- Relator(a)
- Ministro Messod Azulay Neto
- Órgão julgador
- Quinta Turma
- Data do julgamento
- 10/02/2026
- Data de publicação
- 18/02/2026
STJ – Acórdão, Rel. Ministro Messod Azulay Neto, Quinta Turma, j. 10/02/2026, p. 18/02/2026
DIREITO PROCESSUAL PENAL. AGRAVO REGIMENTAL. HABEAS CORPUS. SUBSTITUIÇÃO POR REVISÃO CRIMINAL. TRÁFICO PRIVILEGIADO. AGRAVO DESPROVIDO. I. CASO EM EXAME 1. Agravo regimental interposto contra decisão monocrática que indeferiu liminarmente habeas corpus utilizado como substituto de revisão criminal. 2. O agravante buscava a concessão da ordem para reconhecer o tráfico privilegiado e reduzir a pena no patamar máximo, alegando primariedade técnica, ausência de antecedentes e inexistência de elementos concretos que indicassem dedicação a atividades criminosas ou vínculo com organização criminosa. 3. A decisão agravada fundamentou-se na jurisprudência consolidada do Superior Tribunal de Justiça, que considera inadequado o uso de habeas corpus como substituto de revisão criminal, além de não identificar ilegalidade flagrante que justificasse a concessão da ordem.
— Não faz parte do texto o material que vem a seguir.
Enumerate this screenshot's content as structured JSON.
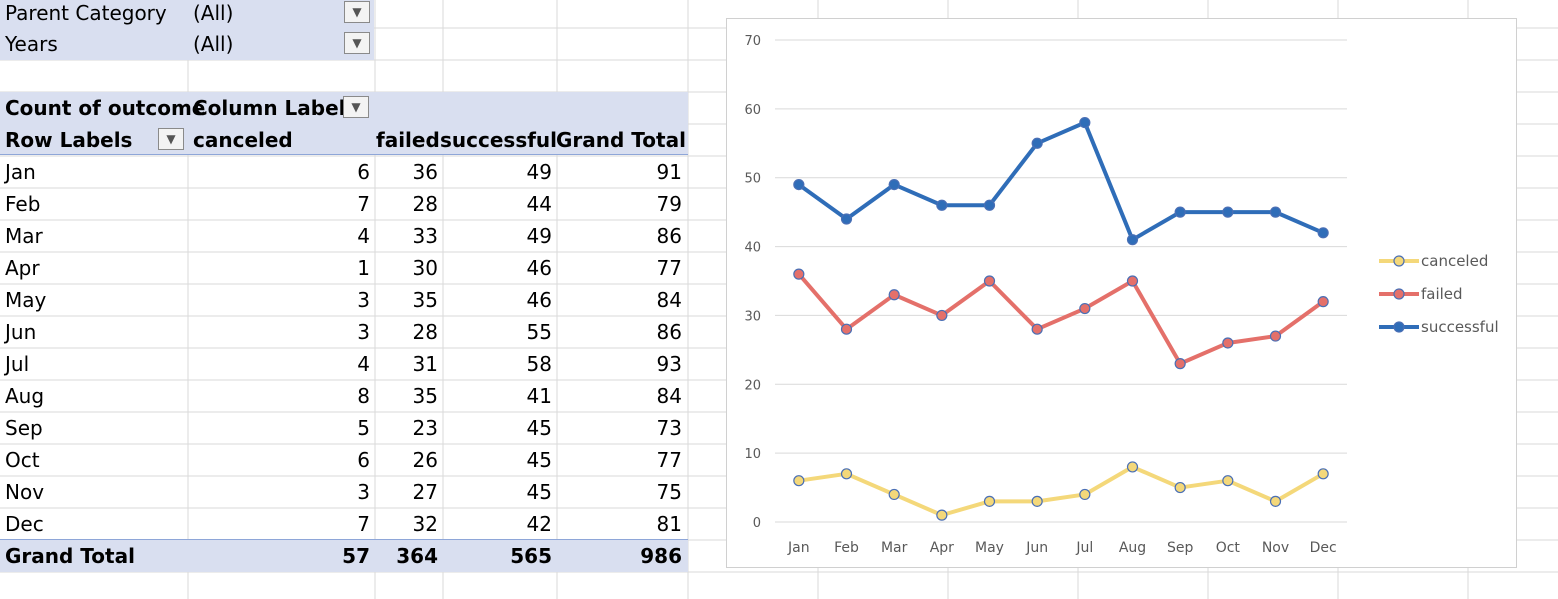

II. QUESTÃO EM DISCUSSÃO 4. A questão em discussão consiste em saber se é possível utilizar o habeas corpus como substituto de revisão criminal para pleitear o reconhecimento do tráfico privilegiado e a redução da pena no patamar máximo. III. RAZÕES DE DECIDIR 5. O habeas corpus não pode ser utilizado como substituto de revisão criminal, conforme jurisprudência consolidada do Superior Tribunal de Justiça. 6. A concessão de habeas corpus de ofício é prerrogativa do julgador e não pode ser utilizada para violar regras de competência, sendo cabível apenas em casos de flagrante ilegalidade, o que não foi identificado no caso concreto. 7. A decisão agravada deve ser mantida, pois não há elementos que justifiquem a reforma, considerando o trânsito em julgado da condenação e a ausência de ilegalidade flagrante. IV. DISPOSITIVO E TESE 8. Resultado do Julgamento: Agravo regimental desprovido. Tese de julgamento: 1. O habeas corpus não pode ser utilizado como substituto de revisão criminal, salvo em casos de flagrante ilegalidade. 2. A concessão de habeas corpus de ofício é prerrogativa do julgador e não constitui direito subjetivo da parte. Dispositivos relevantes citados: CPP, art. 654, § 2º; Lei nº 11.343/2006, art. 33, § 4º. Jurisprudência relevante citada:STJ, AgRg no HC 861.867/SC, Rel. Min. Ribeiro Dantas, Quinta Turma, julgado em 02.09.2024; STJ, EDcl no AgRg no AREsp 2.462.348/SP, Rel. Min. Ribeiro Dantas, Quinta Turma, julgado em 12.03.2024. (AgRg no HC n. 1.060.807/RS, relator Ministro Messod Azulay Neto, Quinta Turma, julgado em 10/2/2026, DJEN de 18/2/2026.)